Respiro y miro a un niño de unos cuatro o cinco años que se ha separado del carro que llevan un hombre y una mujer, con una niña un poco mayor que el chico. Se me queda mirando cuando cojo una botella de zumo recién exprimido que venden a precio de oro.
—Tiene trozos… —me dice con una medio lengua de trapo, señalando al zumo que acabo de depositar en mi carro.
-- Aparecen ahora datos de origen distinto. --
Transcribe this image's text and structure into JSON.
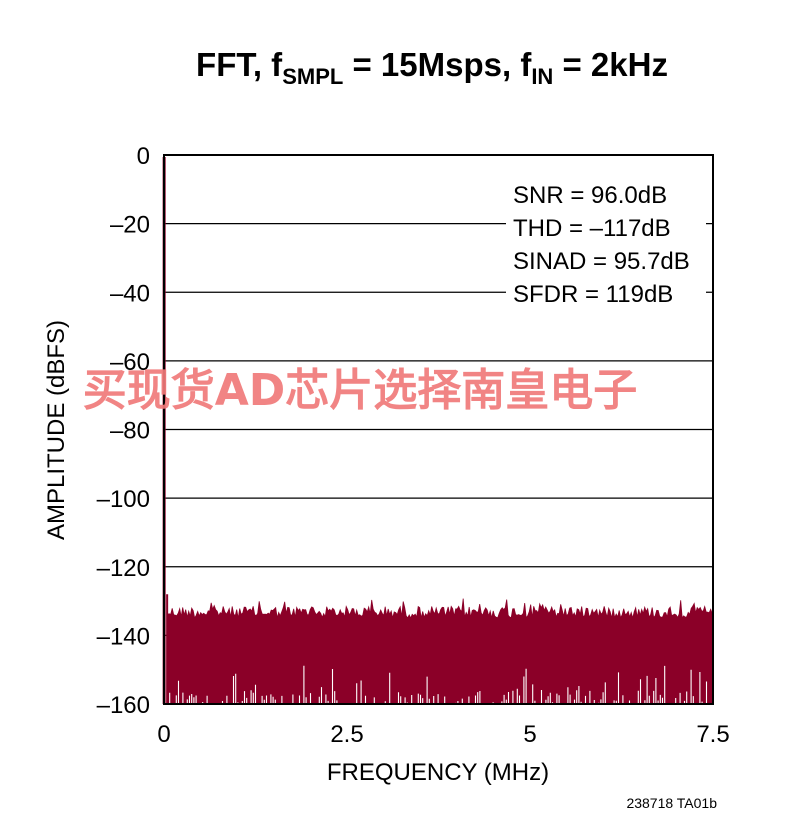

Al principio no le entiendo, hasta que hace un gesto de asco con la boca. Creo saber que me dice que tiene pulpa y que eso le produce rechazo. Le sonrío y él lo hace conmigo. Me enternezco pensando en el hijo muerto de Andrés. Me estoy aguantando un acceso de lágrimas, cuando se acerca la madre y le coge de la mano.
—Carlos, deja tranquila a esa chica.
En ese momento, ella me sonríe pidiéndome disculpas por la molestia del niño.
—No te preocupes. Me ha avisado que tiene pulpa este zumo y lo voy a cambiar —le contesto con una sonrisa, que hace que el niño se anime a esbozar otra muy intensa y amplia—. A mí tampoco me gusta.
Se van, aunque él se gira y me mira, poniendo de nuevo el gesto de asco en la boca. Yo, sonriendo, coloco de nuevo el bote de zumo en el estante. El niño eleva los brazos como un boxeador que acabara de ganar el combate. Un segundo más tarde, sonríe triunfador y esa imagen tan sencilla y simple, hace que me quede pensando en que la vida puede ser maravillosa. Y que todos esos pequeños detalles triviales, por desgracia, me son demasiado ajenos.